One of the concerns of many in the shipping industry is the availability and quantity of alternative fuels that will be required to support the transition for the maritime sector. According to the companies, this design offers an alternative that would also have a short payback period of five years making it a practical alternative.

"While low-carbon fuels are an option, many prefer to stick with conventional fuels,” said Oskar Levander, Vice President of Strategy and Business Development for Kongsberg Maritime. “Our goal was to design a vessel capable of complying with predicted CII regulations throughout its lifetime, using advanced energy-saving technologies.”

Kongsberg Maritime and Deltamarin selected a Kamsarmax bulker for the study because it is a popular and versatile vessel type. The 82,000 dwt bulker they report faces restrictions due to the concerns for the global availability of low-carbon fuels, making it an ideal candidate for the study.

The design concept incorporates wind-assisted propulsion, elements to reduce hydrodynamic resistance, and operational management. The result is a bulker that promises a fuel cost savings of 40 to 50 percent depending on the operational profile. 

The approach to wind-assisted propulsion uses a combination of three tiltable rotor sails and two suction wing sails. According to the companies, this dual approach maximizes wind power utilization, adapting to varying wind conditions to ensure optimal performance. 


Air lubrication is combined with a new hull shape to trap the air bubbles under the vessel (Kongsberg)


The hull form drastically reduces hydrodynamic resistance through a design that will trap bubbles, from an air lubrication system, underneath the vessel. This concept will maximize the effects of resistance reduction and the companies report a patent application has been filed to implement the concept.

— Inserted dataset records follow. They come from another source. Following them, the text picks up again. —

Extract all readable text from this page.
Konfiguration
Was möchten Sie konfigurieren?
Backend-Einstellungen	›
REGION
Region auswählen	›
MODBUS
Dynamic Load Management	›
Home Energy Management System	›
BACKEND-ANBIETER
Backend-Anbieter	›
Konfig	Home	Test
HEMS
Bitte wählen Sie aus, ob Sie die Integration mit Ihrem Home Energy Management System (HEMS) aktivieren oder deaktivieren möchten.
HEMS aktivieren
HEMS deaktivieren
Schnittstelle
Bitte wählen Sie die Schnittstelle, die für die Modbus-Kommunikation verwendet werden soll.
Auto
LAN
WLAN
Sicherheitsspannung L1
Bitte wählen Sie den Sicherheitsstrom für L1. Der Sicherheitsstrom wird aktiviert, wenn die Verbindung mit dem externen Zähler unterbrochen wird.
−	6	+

“The inclined hull, with a 1-degree slope from bow to stern, and vertically turned bilge keels create 'walls' to keep bubbles in place, enhancing fuel savings,” explains Kongsberg. 

The vessel's system also integrates a Hybrid Shaft Generator with frequency control, optimizing electrical power usage and reducing emissions, while supporting increased loads from wind-assist technologies and air lubrication compressors. It will further enhance overall efficiency. 

Technology is used by equipping the vessel with an Intelligent Energy Management System (iEMS) and route optimization software, to ensure optimal energy use. Emphasizing the benefits of slow steaming, the vessel is designed to operate at a reduced speed, balancing fuel efficiency with operational viability. They explain that a 1-knot speed reduction contributes to substantial savings in fuel, emissions, and maintenance costs.

“This project has been a real eye-opener. The combination of advanced technologies creates significant savings, making our new design a game-changer,” said Levander. “The 'Super-Efficient Bulker' is a novel design and advanced operation will, according to Kongsberg Maritime’s analysis, reduce fuel costs by more than half compared to a state-of-the-art vessel equipped with only conventional technology.”